Cette pensée finaliste se retrouve en un passage du cinquième traité des Frères de la Pureté ; mais ce passage semble attribuer simplement, aux inégalités de la surface terrestre, l’existence des continents.

« S’il n’y avait pas de montagnes à la surface de la terre, disent les Frères de la Pureté[1], si cette surface était parfaitement unie de toutes parts, les mers se répandraient sur cette surface et la recouvriraient entièrement ; l’eau entourerait la terre de tous côtés, comme le fait l’atmosphère. A la surface de la terre, les mers ne formeraient qu’une seule mer. Mais la Providence divine et la Sagesse du Seigneur ont voulu qu’une partie de la surface terrestre demeurât hors de l’eau, afin de servir d’habitation aux animaux terrestres. »

Deux doctrines inconciliables touchant l’équilibre de la terre et des mers semblent donc se partager la faveur des Frères de la Pureté.

L’une de ces doctrines inspire le dernier des passages cités. Elle se peut formuler ainsi : La surface des mers est celle d’une sphère concentrique au Monde. La terre tend également à prendre la figure d’une sphère concentrique au Monde ; mais cette tendance n’atteint pas pleinement son effet ; elle laisse subsister, à la surface de la terre, des éminences et des dépressions ; tandis que les dépressions sont submergées, les éminences forment les continents et les îles. Cette doctrine, c’est celle que suggère la lecture du Περὶ Οὐρανοῦ.

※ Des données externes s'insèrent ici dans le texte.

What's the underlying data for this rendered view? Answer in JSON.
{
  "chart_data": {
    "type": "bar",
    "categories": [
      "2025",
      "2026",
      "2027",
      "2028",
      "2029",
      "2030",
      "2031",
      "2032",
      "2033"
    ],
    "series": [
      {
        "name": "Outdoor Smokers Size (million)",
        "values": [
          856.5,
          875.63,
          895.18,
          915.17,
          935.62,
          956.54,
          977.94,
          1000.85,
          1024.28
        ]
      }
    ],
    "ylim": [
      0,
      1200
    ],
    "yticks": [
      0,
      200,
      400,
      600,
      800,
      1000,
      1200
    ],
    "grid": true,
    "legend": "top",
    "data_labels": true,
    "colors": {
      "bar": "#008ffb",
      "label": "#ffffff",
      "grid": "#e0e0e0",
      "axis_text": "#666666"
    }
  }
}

L’autre doctrine admet également que la surface de l’eau est sphérique et que la terre diffère peu d’une sphère ; mais à ces deux sphères, elle n’attribue pas le même centre ; en outre, la ligne qui joint le centre de la terre au centre de la surface des mers se trouve, ou à peu près, dans le plan de l’équateur terrestre.

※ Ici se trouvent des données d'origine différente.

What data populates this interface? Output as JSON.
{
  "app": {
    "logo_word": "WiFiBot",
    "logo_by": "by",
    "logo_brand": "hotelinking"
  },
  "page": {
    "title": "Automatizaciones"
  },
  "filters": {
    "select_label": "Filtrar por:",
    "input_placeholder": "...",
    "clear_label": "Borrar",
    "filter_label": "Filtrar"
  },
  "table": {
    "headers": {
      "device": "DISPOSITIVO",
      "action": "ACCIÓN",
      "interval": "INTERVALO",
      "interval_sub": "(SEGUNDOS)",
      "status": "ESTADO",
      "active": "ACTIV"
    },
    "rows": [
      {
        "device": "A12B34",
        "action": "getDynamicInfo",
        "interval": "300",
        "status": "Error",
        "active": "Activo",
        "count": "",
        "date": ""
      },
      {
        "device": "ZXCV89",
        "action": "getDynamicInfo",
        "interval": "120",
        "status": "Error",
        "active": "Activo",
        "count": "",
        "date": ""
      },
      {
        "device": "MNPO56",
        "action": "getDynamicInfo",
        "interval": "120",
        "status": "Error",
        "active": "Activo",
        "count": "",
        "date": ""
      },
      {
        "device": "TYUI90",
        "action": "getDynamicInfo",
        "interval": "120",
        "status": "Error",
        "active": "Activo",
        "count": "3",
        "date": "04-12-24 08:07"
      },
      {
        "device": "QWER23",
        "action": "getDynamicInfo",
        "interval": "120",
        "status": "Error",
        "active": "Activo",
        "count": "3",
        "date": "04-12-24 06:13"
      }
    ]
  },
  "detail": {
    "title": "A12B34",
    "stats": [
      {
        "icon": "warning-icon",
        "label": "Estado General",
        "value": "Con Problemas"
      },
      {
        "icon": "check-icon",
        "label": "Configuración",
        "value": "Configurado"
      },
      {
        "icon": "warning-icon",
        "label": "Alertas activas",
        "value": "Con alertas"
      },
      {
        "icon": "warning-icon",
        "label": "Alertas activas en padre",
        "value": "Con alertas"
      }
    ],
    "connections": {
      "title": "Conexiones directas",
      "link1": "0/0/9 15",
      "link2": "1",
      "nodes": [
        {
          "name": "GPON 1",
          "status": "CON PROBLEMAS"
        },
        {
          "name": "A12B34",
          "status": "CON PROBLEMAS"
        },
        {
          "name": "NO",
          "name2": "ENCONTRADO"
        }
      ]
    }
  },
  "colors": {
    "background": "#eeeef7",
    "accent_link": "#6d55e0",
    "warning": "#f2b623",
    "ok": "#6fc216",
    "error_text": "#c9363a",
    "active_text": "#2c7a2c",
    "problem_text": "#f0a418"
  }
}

De ces deux centres, quel est celui qui coïncide avec le centre de l’Univers ? Les Frères de la Pureté ne le disent point. A leur avis, c’est le bon plaisir divin qui, à chaque élément, assigne sa sphère et son centre. Ils suivaient, en cela, l’opinion des Motékallémîn. « Il ne convient pas plutôt à la terre, disaient les

  1. F. Dieterici, loc. cit., pp. 100-101.